Compte tenu du rôle central de la glycolyse aérobie dans la reprogrammation métabolique de la tumeur et du rôle essentiel de la LINC00511 dans le développement et la progression de la tumeur, cette étude vise à déterminer si l’β-Ele peut inverser la résistance au cisplatine dans le cancer du poumon en modulant la voie de glycolyse aérobie médiée par le LINC00511.
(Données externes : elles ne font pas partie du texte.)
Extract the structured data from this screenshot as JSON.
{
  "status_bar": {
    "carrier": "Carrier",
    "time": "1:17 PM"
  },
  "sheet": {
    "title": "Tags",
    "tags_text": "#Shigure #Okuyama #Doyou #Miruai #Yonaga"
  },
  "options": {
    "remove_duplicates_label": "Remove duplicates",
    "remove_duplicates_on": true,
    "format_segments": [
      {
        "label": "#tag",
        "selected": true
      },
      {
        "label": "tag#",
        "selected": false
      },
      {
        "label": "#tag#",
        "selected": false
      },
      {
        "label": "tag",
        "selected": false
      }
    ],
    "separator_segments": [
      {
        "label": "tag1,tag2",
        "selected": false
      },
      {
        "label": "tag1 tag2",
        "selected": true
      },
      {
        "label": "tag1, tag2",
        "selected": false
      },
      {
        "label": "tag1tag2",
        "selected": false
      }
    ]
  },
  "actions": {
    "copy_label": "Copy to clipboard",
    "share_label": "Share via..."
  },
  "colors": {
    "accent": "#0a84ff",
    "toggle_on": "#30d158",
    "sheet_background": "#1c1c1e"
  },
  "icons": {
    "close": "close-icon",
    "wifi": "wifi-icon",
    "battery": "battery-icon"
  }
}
Des preuves antérieures indiquent que β-Ele peut inverser la résistance au cisplatine et améliorer ses effets antitumoraux en activant les voies apoptotiques22, en régulant la sécrétion d’exosomes23 et en arrêtant le cycle cellulaire24. Cependant, ces mécanismes connus présentent généralement des effets larges et manquent de régulation précise de cibles moléculaires spécifiques, ce qui limite leur traduisibilité clinique. Par conséquent, il est urgent d’explorer de nouvelles stratégies plus ciblées, dotées de mécanismes bien définis et démontrant un fort potentiel d’application clinique pour surmonter la résistance au cisplatine. Contrairement aux recherches antérieures mettant l’accent sur les actions biologiques immédiates de β-Ele, cette étude caractérise l’impact de β-Ele sur le métabolisme de Warburg et la voie de signalisation Wnt/β-caténine dans les cellules A549/DDP par la régulation des voies moléculaires médiées par lncRNA, dans le but d’élucider un nouveau mécanisme sous-jacent à son inversion de la chimiosensibilisation dans le cancer du poumon. Cet article révèle non seulement une nouvelle approche pour l’β-Ele pour inverser la chimiorésistance en ciblant l’ARNlnc, mais fournit également une nouvelle base théorique et des cibles d’intervention potentielles pour la prise en charge clinique du cancer du poumon. Ces résultats, grâce à l’élucidation détaillée d’une cible moléculaire spécifique (LINC00511) et de voies de signalisation clés (Warburg et Wnt/β-caténine), démontrent un potentiel translationnel clinique significativement amélioré. Ils devraient fournir une base scientifique solide pour améliorer la sensibilité à la chimiothérapie chez les patients atteints de cancer du poumon et améliorer leur qualité de vie, ainsi que pour faire progresser le développement de stratégies de traitement de précision pour le cancer du poumon.